In [26]:
import sys
import shutil
import time
import random
import torch
import torch.nn as nn
import torch.nn.parallel
import torch.backends.cudnn as cudnn
import torch.optim as optim
import torch.utils.data as data
import torchvision.transforms as transforms
import torchvision.datasets as datasets
import argparse
import matplotlib.pyplot as plt
from networks import *
from normal_train import *
import numpy as np
import copy
import math

In [30]:
# I list some settings, you can swap to other settings by commenting and uncommenting

args = dict()

# training inputs
args['xp'] = np.array([[-1,-1], [1,1], [0,0], [-1,1], [1,-1]],dtype=np.float32)
# other training inputs
# args['xp'] = np.array([[-1.3,-0.7], [0.5,0.9], [-0.8,0.3], [-0.4,1.6], [1.6,-0.4]],dtype=np.float32)

# training outputs
args['fp'] = np.array([[1.5], [1.5], [0.5], [-0.5], [-0.5]],dtype=np.float32)
# other training outputs
# args['fp'] = np.array([1.5, 1.5, 0.5, -0.5, -0.5],dtype=np.float32)
# args['fp'] = np.array([[0.05], [0.02], [0], [-0.01], [-0.03]],dtype=np.float32)

#number of inputs
args['input_dim'] = 2
#name of the saved model
args['tag'] = "2d_toy"
#whether to only train the output layer
args['train_only_output'] = True
# args['bias'] = ("uniform", 2)
args['bias'] = ("uniform", 2)
args['weight'] = "unit_vector"
args['path'] = '/Users/jinhui/Documents/GitHub/model'
args['epochs'] = 10000
# args['nums_of_neurons']=[10,20,40,80,160,320,640,1280,2560]
args['nums_of_neurons']=[10]

# Gaussian initialzation

# args = dict()
# args['xp'] = np.array([[-1,-1], [1,1], [0,0], [-1,1], [1,-1]],dtype=np.float32)
# args['fp'] = np.array([[1.5], [1.5], [0.5], [-0.5], [-0.5]],dtype=np.float32)
# args['input_dim'] = 2
# args['tag'] = "2d_toy_gaussian_try"
# args['train_only_output'] = True
# # args['bias'] = ("uniform", 2)
# sigmab = 0.1
# args['bias'] = ("normal", sigmab)
# args['weight'] = "normal"
# args['path'] = '/Users/jinhui/Documents/GitHub/model'
# args['epochs'] = 10000
# args['nums_of_neurons']=[10,20,40,80,160,320,640,1280,2560]

In [31]:
# this block compute the solution of the variational problem for uniform initialzation 
# i.e. the weight uniformly distribute on the sphere and the bias uniformly distribute on a interval

# solution of the variational problem with linear correction ((eq.10) in paper)
# valid only under the condition of Theorem 7
# if weights and biases are initialized by Gaussian distribution, use the next cell

numgrid = 21 # you can choose larger numgrid to make the grid dense
R = np.abs(args['xp']).max()
x = np.linspace(-R, R, numgrid, dtype=np.float32)
h = x[1]-x[0]
y = np.linspace(-R, R, numgrid, dtype=np.float32)
X, Y = np.meshgrid(x, y)
X = np.expand_dims(X, axis=2)
Y = np.expand_dims(Y, axis=2)

M = args['xp'].shape[0]
d = args['xp'].shape[1]
coeff = np.zeros((M+d+1,M+d+1))
for i in range(M):
    coeff[i,0:M] = np.linalg.norm(args['xp']-args['xp'][i], axis=1)**3
    coeff[i,M:M+d] = args['xp'][i]
    coeff[i,M+d] = 1
    coeff[M:M+d, i] = args['xp'][i]
    coeff[M+d, i] = 1

lambda_u_v = np.linalg.solve(coeff, np.concatenate((args['fp'].squeeze(),np.zeros(3))))
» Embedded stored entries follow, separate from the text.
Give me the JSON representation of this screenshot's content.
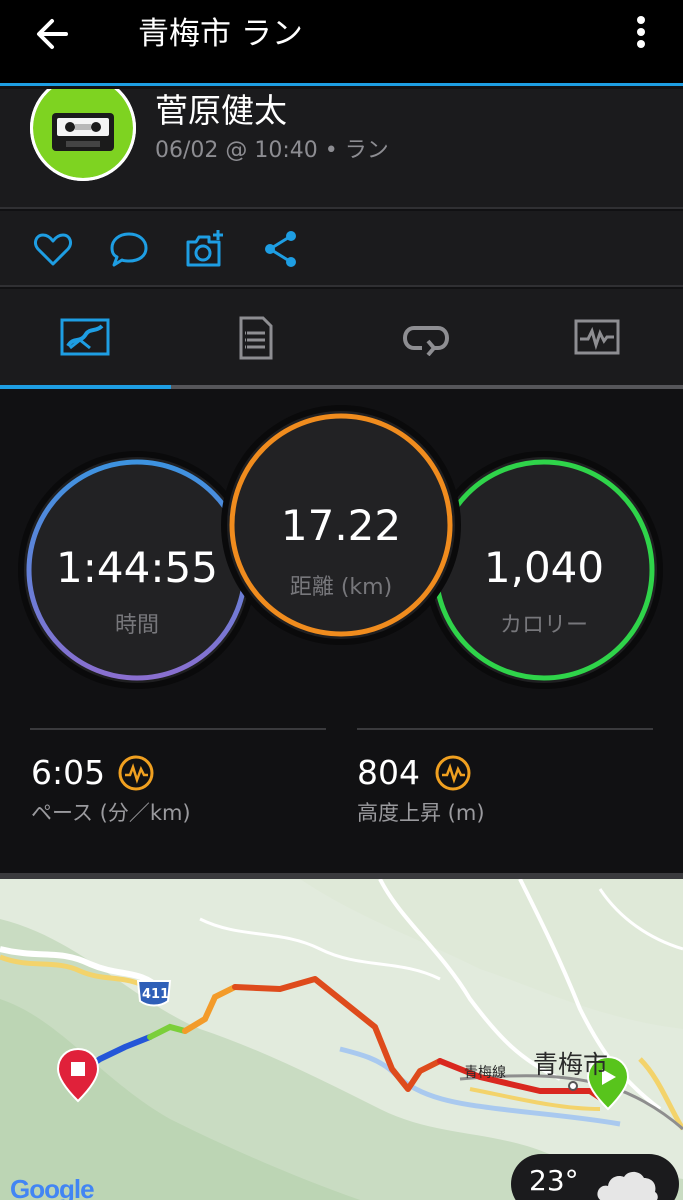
{
  "app": {
    "title": "青梅市 ラン"
  },
  "activity": {
    "user_name": "菅原健太",
    "meta": "06/02 @ 10:40 • ラン"
  },
  "actions": {
    "icons": [
      "heart-icon",
      "comment-icon",
      "add-photo-icon",
      "share-icon"
    ]
  },
  "tabs": [
    {
      "icon": "overview-map-icon",
      "active": true
    },
    {
      "icon": "details-list-icon",
      "active": false
    },
    {
      "icon": "laps-icon",
      "active": false
    },
    {
      "icon": "chart-icon",
      "active": false
    }
  ],
  "stats": {
    "time": {
      "value": "1:44:55",
      "label": "時間"
    },
    "distance": {
      "value": "17.22",
      "label": "距離 (km)"
    },
    "calories": {
      "value": "1,040",
      "label": "カロリー"
    },
    "pace": {
      "value": "6:05",
      "label": "ペース (分／km)"
    },
    "elevation": {
      "value": "804",
      "label": "高度上昇 (m)"
    }
  },
  "map": {
    "route_number": "411",
    "line_label": "青梅線",
    "city_label": "青梅市",
    "provider": "Google",
    "weather_temp": "23°"
  },
  "colors": {
    "accent": "#1e9ee3",
    "time_ring": "#4a8fe0",
    "distance_ring": "#f08c1e",
    "calories_ring": "#2fd44a",
    "metric_icon": "#f0a020"
  }
}
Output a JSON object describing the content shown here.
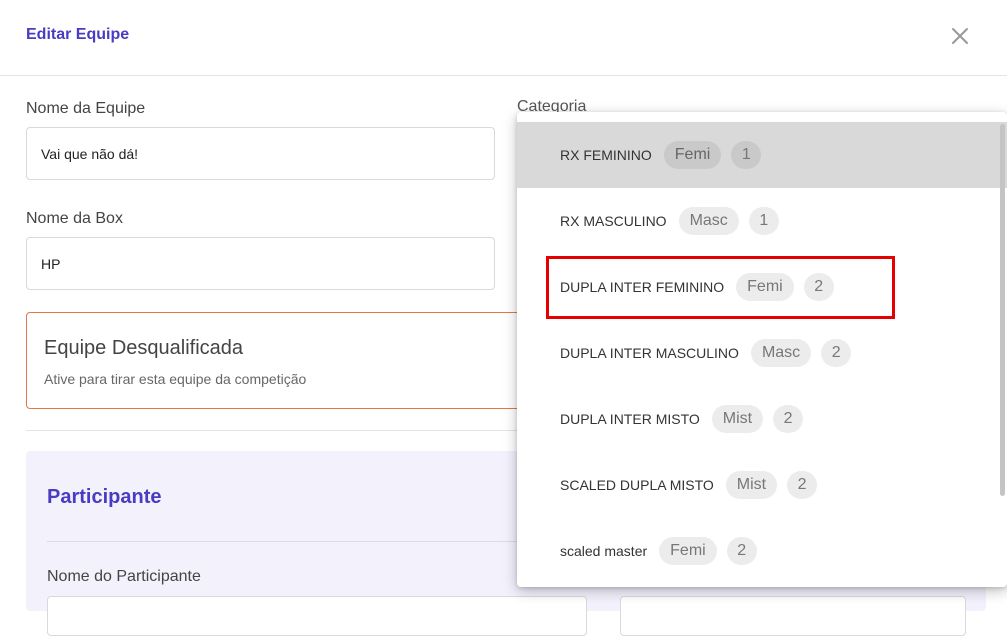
{
  "header": {
    "title": "Editar Equipe",
    "close_icon": "close-icon"
  },
  "form": {
    "team_name_label": "Nome da Equipe",
    "team_name_value": "Vai que não dá!",
    "box_name_label": "Nome da Box",
    "box_name_value": "HP",
    "category_label": "Categoria"
  },
  "disqualified": {
    "title": "Equipe Desqualificada",
    "subtitle": "Ative para tirar esta equipe da competição"
  },
  "participant": {
    "title": "Participante",
    "name_label": "Nome do Participante"
  },
  "dropdown": {
    "items": [
      {
        "name": "RX FEMININO",
        "gender": "Femi",
        "count": "1",
        "selected": true
      },
      {
        "name": "RX MASCULINO",
        "gender": "Masc",
        "count": "1",
        "selected": false
      },
      {
        "name": "DUPLA INTER FEMININO",
        "gender": "Femi",
        "count": "2",
        "selected": false
      },
      {
        "name": "DUPLA INTER MASCULINO",
        "gender": "Masc",
        "count": "2",
        "selected": false
      },
      {
        "name": "DUPLA INTER MISTO",
        "gender": "Mist",
        "count": "2",
        "selected": false
      },
      {
        "name": "SCALED DUPLA MISTO",
        "gender": "Mist",
        "count": "2",
        "selected": false
      },
      {
        "name": "scaled master",
        "gender": "Femi",
        "count": "2",
        "selected": false
      }
    ]
  },
  "colors": {
    "accent": "#4a3cc2",
    "highlight": "#e60000",
    "warning_border": "#e0784a",
    "panel_bg": "#f3f1fc"
  }
}
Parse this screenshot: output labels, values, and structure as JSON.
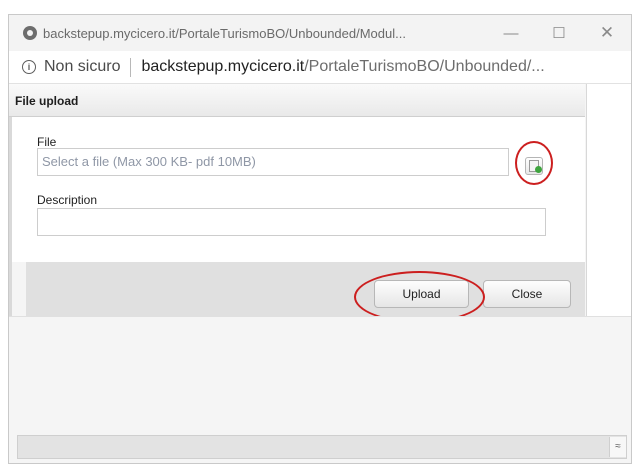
{
  "window": {
    "title": "backstepup.mycicero.it/PortaleTurismoBO/Unbounded/Modul...",
    "minimize_glyph": "—",
    "maximize_glyph": "☐",
    "close_glyph": "✕"
  },
  "address": {
    "security_label": "Non sicuro",
    "url_host": "backstepup.mycicero.it",
    "url_path": "/PortaleTurismoBO/Unbounded/..."
  },
  "dialog": {
    "title": "File upload",
    "file_label": "File",
    "file_placeholder": "Select a file (Max 300 KB- pdf 10MB)",
    "description_label": "Description",
    "description_value": "",
    "upload_label": "Upload",
    "close_label": "Close"
  },
  "status": {
    "scroll_glyph": "≈"
  },
  "colors": {
    "annotation_red": "#cc1f1f",
    "browse_plus_green": "#3ea43e"
  }
}
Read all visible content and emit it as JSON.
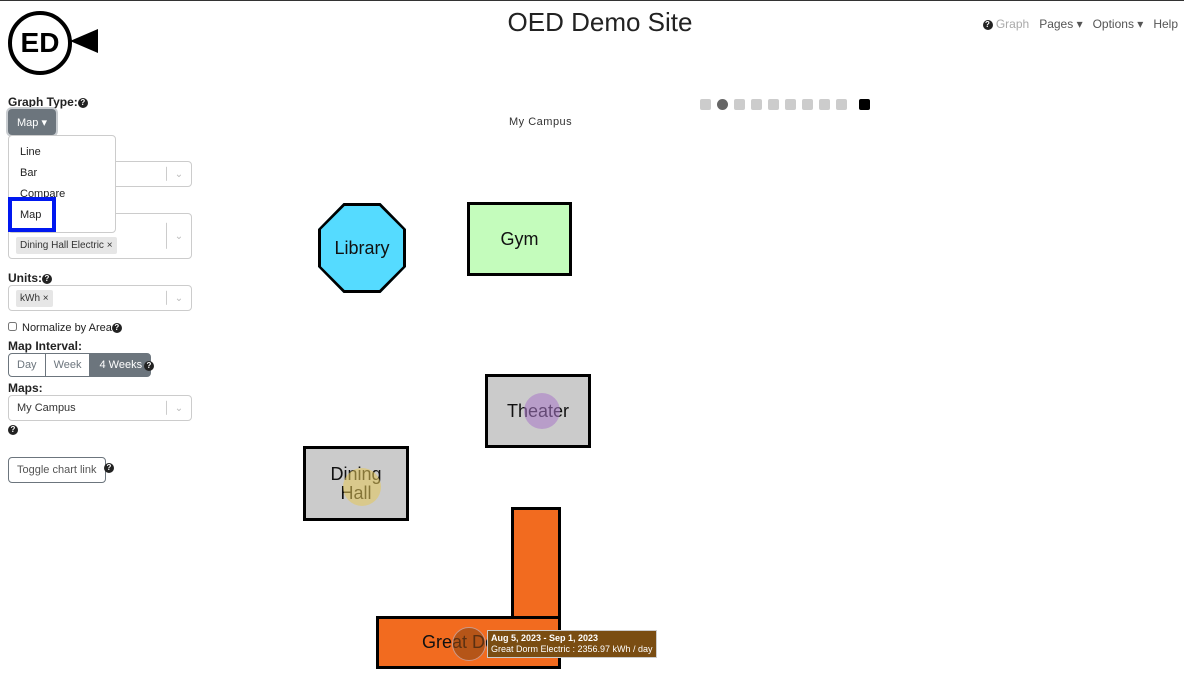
{
  "header": {
    "title": "OED Demo Site",
    "logo": "ED",
    "nav": [
      {
        "label": "Graph",
        "icon": "help-icon"
      },
      {
        "label": "Pages ▾"
      },
      {
        "label": "Options ▾"
      },
      {
        "label": "Help"
      }
    ]
  },
  "sidebar": {
    "graph_type_label": "Graph Type:",
    "graph_type_value": "Map ▾",
    "graph_type_options": [
      "Line",
      "Bar",
      "Compare",
      "Map"
    ],
    "meters_chip": "Dining Hall Electric",
    "units_label": "Units:",
    "units_chip": "kWh",
    "normalize_label": "Normalize by Area",
    "map_interval_label": "Map Interval:",
    "intervals": [
      "Day",
      "Week",
      "4 Weeks"
    ],
    "selected_interval": "4 Weeks",
    "maps_label": "Maps:",
    "maps_value": "My Campus",
    "toggle_chart_link": "Toggle chart link"
  },
  "map": {
    "title": "My Campus",
    "buildings": {
      "library": "Library",
      "gym": "Gym",
      "theater": "Theater",
      "dining": "Dining Hall",
      "dorm": "Great Dorm"
    },
    "tooltip": {
      "line1": "Aug 5, 2023 - Sep 1, 2023",
      "line2": "Great Dorm Electric : 2356.97 kWh / day"
    },
    "colors": {
      "library": "#55dbff",
      "gym": "#c4fcbc",
      "grey": "#cbcbcb",
      "dorm": "#f26b1f",
      "tooltip": "#7a4d12"
    }
  }
}
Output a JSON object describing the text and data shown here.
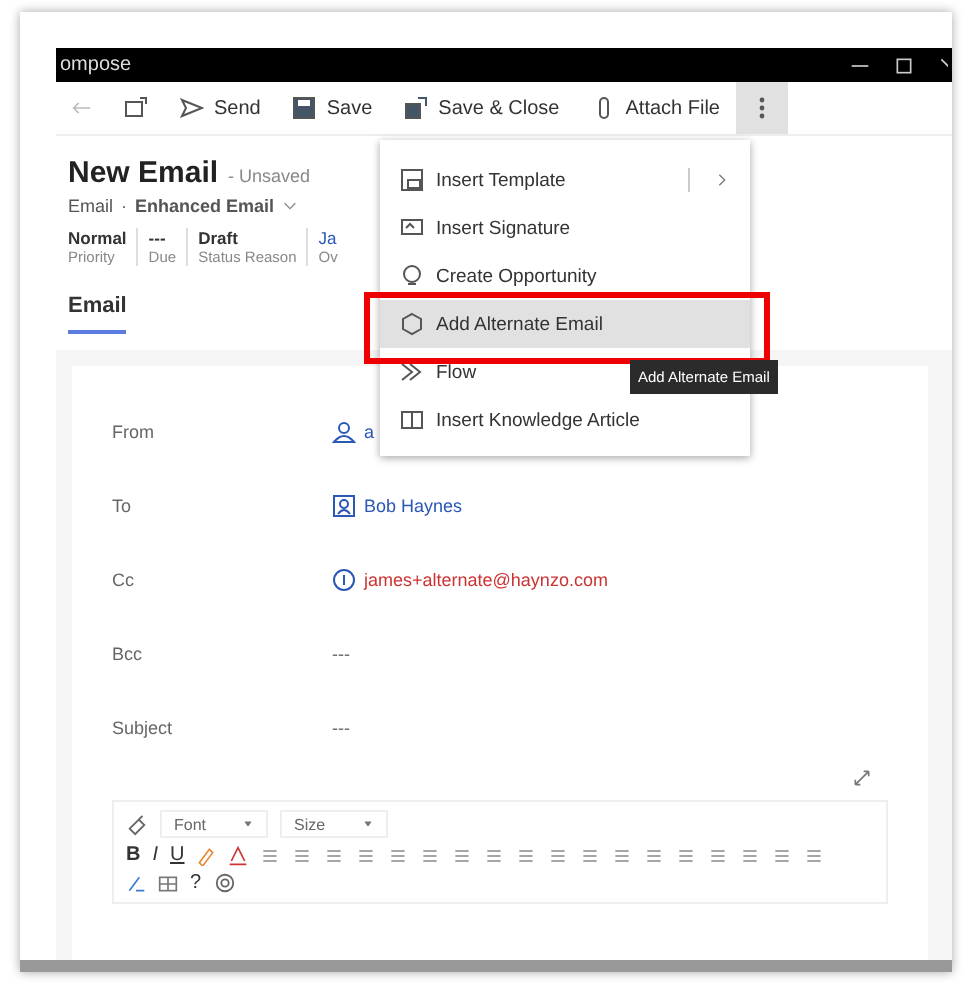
{
  "window": {
    "title": "ompose"
  },
  "toolbar": [
    {
      "label": "Send",
      "kind": "send"
    },
    {
      "label": "Save",
      "kind": "save"
    },
    {
      "label": "Save & Close",
      "kind": "saveclose"
    },
    {
      "label": "Attach File",
      "kind": "attach"
    }
  ],
  "more_button": {
    "pressed": true
  },
  "record": {
    "title": "New Email",
    "status": "- Unsaved",
    "type": "Email",
    "separator": "·",
    "form": "Enhanced Email"
  },
  "header_fields": [
    {
      "value": "Normal",
      "label": "Priority",
      "kind": "text"
    },
    {
      "value": "---",
      "label": "Due",
      "kind": "text"
    },
    {
      "value": "Draft",
      "label": "Status Reason",
      "kind": "text"
    },
    {
      "value": "Ja",
      "label": "Ov",
      "kind": "link"
    }
  ],
  "tabs": [
    {
      "label": "Email",
      "selected": true
    }
  ],
  "fields": [
    {
      "label": "From",
      "value": "a",
      "kind": "user"
    },
    {
      "label": "To",
      "value": "Bob Haynes",
      "kind": "contact"
    },
    {
      "label": "Cc",
      "value": "james+alternate@haynzo.com",
      "kind": "unresolved"
    },
    {
      "label": "Bcc",
      "value": "---",
      "kind": "empty"
    },
    {
      "label": "Subject",
      "value": "---",
      "kind": "empty"
    }
  ],
  "editor": {
    "font": "Font",
    "size": "Size",
    "format": [
      {
        "label": "B"
      },
      {
        "label": "I"
      },
      {
        "label": "U"
      }
    ],
    "help": "?"
  },
  "menu": {
    "items": [
      {
        "label": "Insert Template",
        "kind": "template",
        "submenu": true,
        "selected": false
      },
      {
        "label": "Insert Signature",
        "kind": "signature",
        "selected": false
      },
      {
        "label": "Create Opportunity",
        "kind": "opportunity",
        "selected": false
      },
      {
        "label": "Add Alternate Email",
        "kind": "alternate",
        "selected": true
      },
      {
        "label": "Flow",
        "kind": "flow",
        "selected": false
      },
      {
        "label": "Insert Knowledge Article",
        "kind": "article",
        "selected": false
      }
    ]
  },
  "tooltip": "Add Alternate Email"
}
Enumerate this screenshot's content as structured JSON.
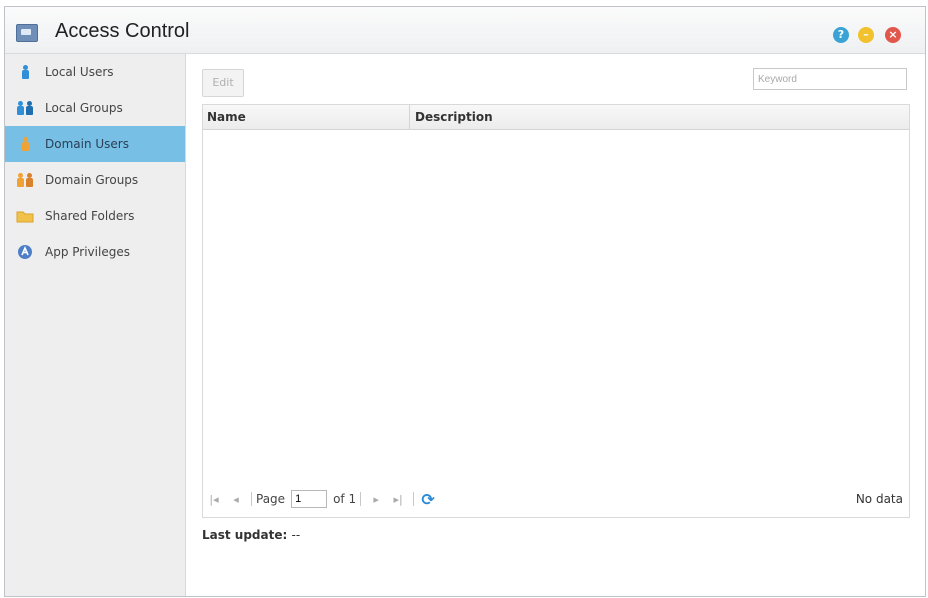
{
  "window": {
    "title": "Access Control"
  },
  "sidebar": {
    "items": [
      {
        "label": "Local Users",
        "icon": "user-icon",
        "color": "#2f8fd8",
        "active": false
      },
      {
        "label": "Local Groups",
        "icon": "group-icon",
        "color": "#2f8fd8",
        "active": false
      },
      {
        "label": "Domain Users",
        "icon": "domain-user-icon",
        "color": "#f0a234",
        "active": true
      },
      {
        "label": "Domain Groups",
        "icon": "domain-group-icon",
        "color": "#f0a234",
        "active": false
      },
      {
        "label": "Shared Folders",
        "icon": "folder-icon",
        "color": "#f2c14a",
        "active": false
      },
      {
        "label": "App Privileges",
        "icon": "app-privileges-icon",
        "color": "#4d7fc9",
        "active": false
      }
    ]
  },
  "toolbar": {
    "edit_label": "Edit",
    "search_placeholder": "Keyword"
  },
  "grid": {
    "columns": [
      "Name",
      "Description"
    ],
    "rows": []
  },
  "pager": {
    "page_label": "Page",
    "page_value": "1",
    "of_label": "of 1",
    "status": "No data"
  },
  "footer": {
    "last_update_label": "Last update:",
    "last_update_value": "--"
  },
  "colors": {
    "active_item": "#78bfe6",
    "help": "#3aa3d6",
    "minimize": "#f2c12e",
    "close": "#e2574c"
  }
}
u_first = lambda_u_v[-3:-1]
v_first = lambda_u_v[-1]

fx = x.copy()
fy = y.copy()
f_variation_exact = np.zeros((fx.shape[0], fy.shape[0]))
fX, fY = np.meshgrid(fx, fy)
xi = np.zeros((2))

print("compute f")
for idx, ix in enumerate(fx):
    for idy, iy in enumerate(fy):
        xi[0] = ix
        xi[1] = iy
        f_variation_exact[idy,idx]=np.dot(lambda_u_v, 
                                          np.concatenate((np.linalg.norm(args['xp']-xi, axis=1)**3,xi,np.ones(1))))

compute f


In [32]:
# # this block compute the solution of the optimization problem for gaussian initialzation 
# # if you use Gauusian initialzation, uncomment the whole block
# # follow the instrcution in the comments to use the following code

# # solution of the optimization problem with linear correction ((eq.24) in paper)

# def continuous_version_with_linear(args):
#     linear_constraint_weight = np.zeros((args["xp"].shape[0], Angle.shape[0]+3))
#     for idx, train_sample in enumerate(args["xp"]):
#         linear_constraint_weight[idx,0:-3] = np.maximum(np.cos(Angle)*train_sample[0]+np.sin(Angle)*train_sample[1]+Bias,0)*weight.reshape(-1)
#         linear_constraint_weight[idx,-3] = train_sample[0]
#         linear_constraint_weight[idx,-2] = train_sample[1]
#         linear_constraint_weight[idx,-1] = 1

#     linear_constraint_with_linear = LinearConstraint(linear_constraint_weight, args["fp"].reshape(-1), args["fp"].reshape(-1))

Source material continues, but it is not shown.